Publications - ACCC International

Volume 4, Issue 2, 1999
Table of Contents

Chinese Industrial Painters "Brushed Up" on Technique and Gender Equity at SAIT

by Jessica Albers 

"Women hold up half the sky" is a popular slogan in China. It emerged from the Chinese cultural revolution of 1949, as women started to take a more active role in the country’s economic, political and social decision-making process. Today, this watchword also "resonates" with the principles of the Women in Development and Gender Equity Policy that the Canadian International Development Agency (CIDA) applies to its development programs in China and around the world.

To truly hold up half of the sky in today’s world, women need to be as integrally involved in the technology of today’s workplace as their male colleagues. Through the CIDA-funded Canadian College Partnership Program, a 1995-1999 Canada-China Industrial Coatings Applicators Training Project addressed an area of technology not normally associated with women but nevertheless included a gender and technology component. Delivered by the Southern Alberta Institute of Technology (SAIT) in Calgary, Alberta in partnership with Changzhou Industrial Technology College and Nanjing Polytechnic College in Jiangsu Province, PRC, the four-year fellowship project provided "train-the-trainer" and customized courses for 37 Chinese education and industry representatives, who would in turn train approximately 100 workers in China. While learning the techniques of applying corrosion-inhibiting coatings to oil and gas pipelines, valves and fittings, major storage vessels, rail cars, bridges and other structures, the fellows participated in a two-day gender equity workshop with related industry visits as part of the second year’s curriculum.

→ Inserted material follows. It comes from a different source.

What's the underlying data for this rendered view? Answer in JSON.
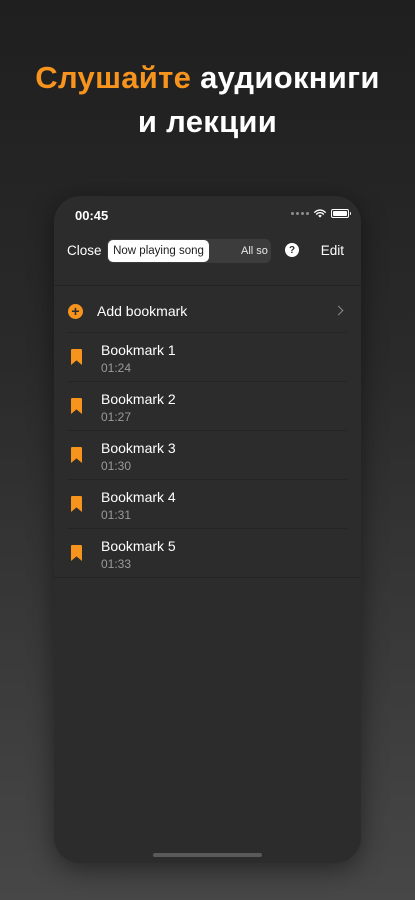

A "Gender and Technology Training" module, custom designed and translated into Chinese, served as the primary tool for the workshop. The module focussed on specific learning outcomes such as "[recognizing] the concerns and contributions of having a classroom with students of both genders," "[identifying] the expectations held about women in various education and career roles" and "[becoming] familiar with programs and policies that promote equity in the classroom. It also reinforced enabling objectives such as "[describing] the responsibilities of instructors for managing the classroom in a way that includes all students", "[describing] skills and strategies for handling behavior that interferes with effective teaching and learning practices in an equitable classroom," and "[developing] a strategy to be implemented and evaluated regarding [the participant’s] use of equitable teaching practices."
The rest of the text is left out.